Does GCC's __attribute__((__packed__)) retain the original ordering?

Question

Yes, __attribute__((packed)) (no need for second set of underscores) is a correct way to implement binary (i.e. non-text) network protocols. There will be no gaps between the elements.

However you should understand that packed not only packs the structure, but also:

• makes its required alignment one byte, and
• makes sure that its members, which may get misaligned by the packing and by lack of alignment requirement of the struct itself, are read and written correctly, i.e. misalignment of its fields is dealt with in software by the compiler.

However, the compiler will only deal with misalignment if you access the struct members directly. You should never make a pointer to a member of a packed struct (except when you know the member's required alignment is 1, like char or another packed struct). The following C code demonstrates the issue:

#include <stdio.h>
#include <inttypes.h>
#include <arpa/inet.h>

struct packet {
    uint8_t x;
    uint32_t y;
} __attribute__((packed));

int main ()
{
    uint8_t bytes[5] = {1, 0, 0, 0, 2};
    struct packet *p = (struct packet *)bytes;

    // compiler handles misalignment because it knows that
    // "struct packet" is packed
    printf("y=%"PRIX32", ", ntohl(p->y));

    // compiler does not handle misalignment - py does not inherit
    // the packed attribute
    uint32_t *py = &p->y;
    printf("*py=%"PRIX32"\n", ntohl(*py));
    return 0;
}

On an x86 system (which does not enforce memory access alignment), this will produce

y=2, *py=2

as expected. On the other hand on my ARM Linux board, for example, it produced the seemingly wrong result

y=2, *py=1

Assuming that you are asking whether the struct members will retain the order specified in their definition, the answer is yes. The Standard requires that successive members have increasing addresses:

Section §6.7.2.1p13:

Within a structure object, the non-bit-field members and the units in which bit-fields reside have addresses that increase in the order in which they are declared.
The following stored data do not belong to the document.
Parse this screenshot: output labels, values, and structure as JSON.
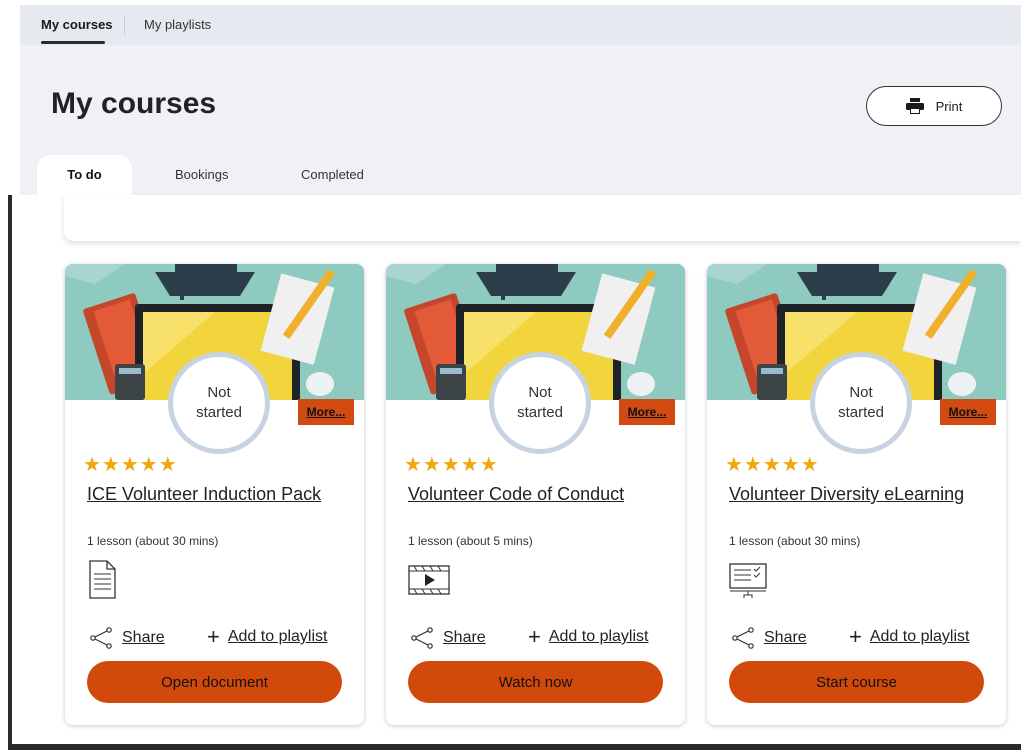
{
  "top_nav": {
    "tabs": [
      {
        "label": "My courses",
        "active": true
      },
      {
        "label": "My playlists",
        "active": false
      }
    ]
  },
  "header": {
    "title": "My courses",
    "print_label": "Print"
  },
  "sub_tabs": [
    {
      "label": "To do",
      "active": true
    },
    {
      "label": "Bookings",
      "active": false
    },
    {
      "label": "Completed",
      "active": false
    }
  ],
  "colors": {
    "accent": "#d14a0c",
    "star": "#f2a60c",
    "header_bg": "#eff1f6",
    "nav_bg": "#e6e9f0"
  },
  "cards": [
    {
      "status_line1": "Not",
      "status_line2": "started",
      "more_label": "More...",
      "rating": 5,
      "stars": "★★★★★",
      "title": "ICE Volunteer Induction Pack",
      "lesson_info": "1 lesson (about 30 mins)",
      "type_icon": "document-icon",
      "share_label": "Share",
      "playlist_label": "Add to playlist",
      "action_label": "Open document"
    },
    {
      "status_line1": "Not",
      "status_line2": "started",
      "more_label": "More...",
      "rating": 5,
      "stars": "★★★★★",
      "title": "Volunteer Code of Conduct",
      "lesson_info": "1 lesson (about 5 mins)",
      "type_icon": "video-icon",
      "share_label": "Share",
      "playlist_label": "Add to playlist",
      "action_label": "Watch now"
    },
    {
      "status_line1": "Not",
      "status_line2": "started",
      "more_label": "More...",
      "rating": 5,
      "stars": "★★★★★",
      "title": "Volunteer Diversity eLearning",
      "lesson_info": "1 lesson (about 30 mins)",
      "type_icon": "elearning-icon",
      "share_label": "Share",
      "playlist_label": "Add to playlist",
      "action_label": "Start course"
    }
  ]
}
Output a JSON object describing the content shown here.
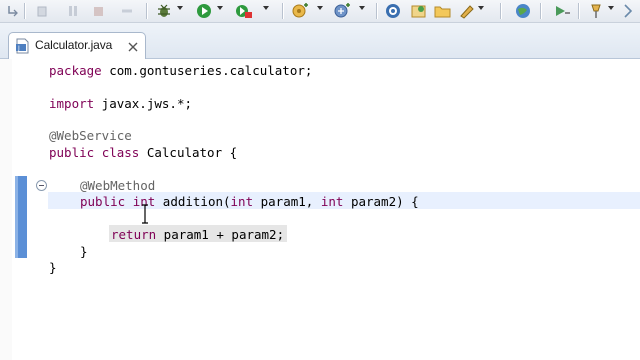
{
  "toolbar": {
    "buttons": [
      "restore-icon",
      "suspend-icon",
      "pause-icon",
      "stop-icon",
      "disconnect-icon",
      "debug-icon",
      "run-icon",
      "coverage-icon",
      "new-server-icon",
      "new-webservice-icon",
      "open-type-icon",
      "open-task-icon",
      "open-folder-icon",
      "pencil-icon",
      "globe-icon",
      "back-forward-icon",
      "pin-icon",
      "search-icon"
    ]
  },
  "editor_tab": {
    "label": "Calculator.java"
  },
  "code": {
    "line1": {
      "kw": "package",
      "text": " com.gontuseries.calculator;"
    },
    "line2": {
      "kw": "import",
      "text": " javax.jws.*;"
    },
    "line3": {
      "annotation": "@WebService"
    },
    "line4": {
      "kw1": "public",
      "kw2": "class",
      "text": " Calculator {"
    },
    "line5": {
      "annotation": "@WebMethod"
    },
    "line6": {
      "kw1": "public",
      "kw2": "int",
      "t1": " addition(",
      "kw3": "int",
      "t2": " param1, ",
      "kw4": "int",
      "t3": " param2) {"
    },
    "line7": {
      "kw": "return",
      "text": " param1 + param2;"
    },
    "line8": {
      "text": "}"
    },
    "line9": {
      "text": "}"
    }
  },
  "colors": {
    "keyword": "#7f0055",
    "annotation": "#646464",
    "current_line": "#e8f0fe",
    "fold_indicator": "#5b8fd6"
  }
}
and the documentation for the packed attribute clearly states that only padding/alignment is affected:

The packed attribute specifies that a variable or structure field should have the smallest possible alignment—one byte for a variable, and one bit for a field, unless you specify a larger value with the aligned attribute.

Yes.

However, using __attribute__((__packed__)) is not a good way to do what you are doing.

• It doesn't resolve byte order issues
• Access to the structure will be slow
• Although the popularity of gcc has led to a situation where other compilers often implement gcc extensions, using this compiler-specific extension means that you do not have a conforming C program. This means that if another compiler or even a future gcc changes packed or doesn't implement it at all, you are out of luck and can't even complain to anyone. Gcc could drop it tomorrow and still be a C99 compiler. (Ok, that exact thing is unlikely.) Most of us try to write conforming programs not because we have some abstract hostility to using vendor software or desire some academic standard of code purity, but rather because we know that only conforming language features have a precise and common specification, so it is far far easier to depend on our code doing the right thing from day to day and system to system if we do it that way.
• You are reinventing the wheel; this problem has already been solved in a standard-conforming way: see YAML, XML, and JSON.
• If it's such a low-level protocol that YAML, XML, and JSON are not available, you really should take individual fundamental types, apply your host's version of hton?() and ntoh?(), and memcpy() them to an output buffer. I realize that there is a long tradition of reading and writing straight from structures, but I've also spent a long time fixing that code later when it was moved from 32-bit to 64-bit environments...

Based on what you're trying to do, I'd highly encourage you to also used fixed-size data types (ie. uint32_t, int16_t, etc) that are found in stdint.h. Using fixed-size data types will prevent you from having to do things like the following:

struct name
{
    short field : 8;
};

We use this technique frequently to convert messages between a byte array and a structure, and have never encountered problems with it. You may have to perform endianness conversion yourself, but field order isn't a problem. If you have any concerns about data type sizes, you can always specify field size like so:

struct foo
{
  short someField : 16 __attribute__ ((packed));
};

This guarantees that someField will be stored as 16 bits and will not be rearranged or altered to fit byte boundaries.